Actor, inventor and long time comedian Jerry Lewis, 91, passed away Sunday morning at his Las Vegas home.
Early June, Lewis was admitted to the hospital to be treated for a urinary tract injection. Throughout his hospital stay, Lewis developed a serious of other complications. His family has come out to say, the cause of his death is from natural causes.
Jerry Lewis born as Joseph Levitch, March 16, 1926 in Newark. The king of comedy passed away at the age of 91. Lewis was born to parents of the arts. His father, Danny Levitch was a singer and dancer. Mother, Rae Levitch was a pianist.
As a child Jerry Lewis would set up performances to perform in front of his classmates. By the age of 16 Jerry Lewis dropped out of Irvington High, New Jersey, and was aggressively looking for work. He worked at A movie theaters in northern New Jersey performing his “record act” solo.
As a spokesman for the Muscular Dystrophy association Jerry Lewis also raised money for charity. As a filmmaker, Lewis also made great contribution to technology in the industry. One invention included, the 1960 device- the video assist. The device allowed directors to review their work immediately on set.
Throughout his career, Jerry Lewis made three uninspired films. These films included “Rock-a-Bye Baby” (1958), “The Geisha Boy”(1958) and Cinderfella” (1960).
One of Jerry Lewis’s most admired films is “The Nutty Professor”. The split personalities for the professor were disturbing and yet hilarious. The project was a projection of Mr. Lewis’s darkest fears about himself – a version of the distant unloving father.

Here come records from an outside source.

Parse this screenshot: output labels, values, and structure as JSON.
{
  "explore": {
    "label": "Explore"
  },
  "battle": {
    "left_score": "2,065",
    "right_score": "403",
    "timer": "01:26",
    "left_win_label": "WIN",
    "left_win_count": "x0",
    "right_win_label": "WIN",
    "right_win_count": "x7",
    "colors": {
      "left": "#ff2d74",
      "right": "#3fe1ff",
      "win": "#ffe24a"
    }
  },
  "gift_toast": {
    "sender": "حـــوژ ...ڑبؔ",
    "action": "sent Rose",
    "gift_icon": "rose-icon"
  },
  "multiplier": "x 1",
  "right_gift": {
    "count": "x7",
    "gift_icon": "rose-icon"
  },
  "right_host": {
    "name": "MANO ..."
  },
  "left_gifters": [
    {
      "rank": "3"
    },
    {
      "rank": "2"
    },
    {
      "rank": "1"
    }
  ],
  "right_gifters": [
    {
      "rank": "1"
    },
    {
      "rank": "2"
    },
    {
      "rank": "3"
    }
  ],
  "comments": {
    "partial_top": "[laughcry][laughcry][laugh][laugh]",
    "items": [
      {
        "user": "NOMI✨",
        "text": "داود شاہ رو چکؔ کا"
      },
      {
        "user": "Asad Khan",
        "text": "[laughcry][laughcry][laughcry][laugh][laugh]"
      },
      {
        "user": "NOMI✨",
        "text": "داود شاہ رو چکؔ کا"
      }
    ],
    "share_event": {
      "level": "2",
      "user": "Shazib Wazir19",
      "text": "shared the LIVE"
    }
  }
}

In 2015, the Library of Congress announced they would acquire Jerry Lewis’s personal archives. Lewis later made a statement, “Knowing that the Library of Congress was interested in acquiring my life’s work was one of the biggest thrills of my life.”
Jerry Lewis was officially recognized at the 2013 Cannes Film Festival. It was Lewis’s official recognition as the “towering figure in cinema”. The film festival’s tribute included the screening of a preliminary cut of “Max Rose”, Lewis’s first movie in 20 years.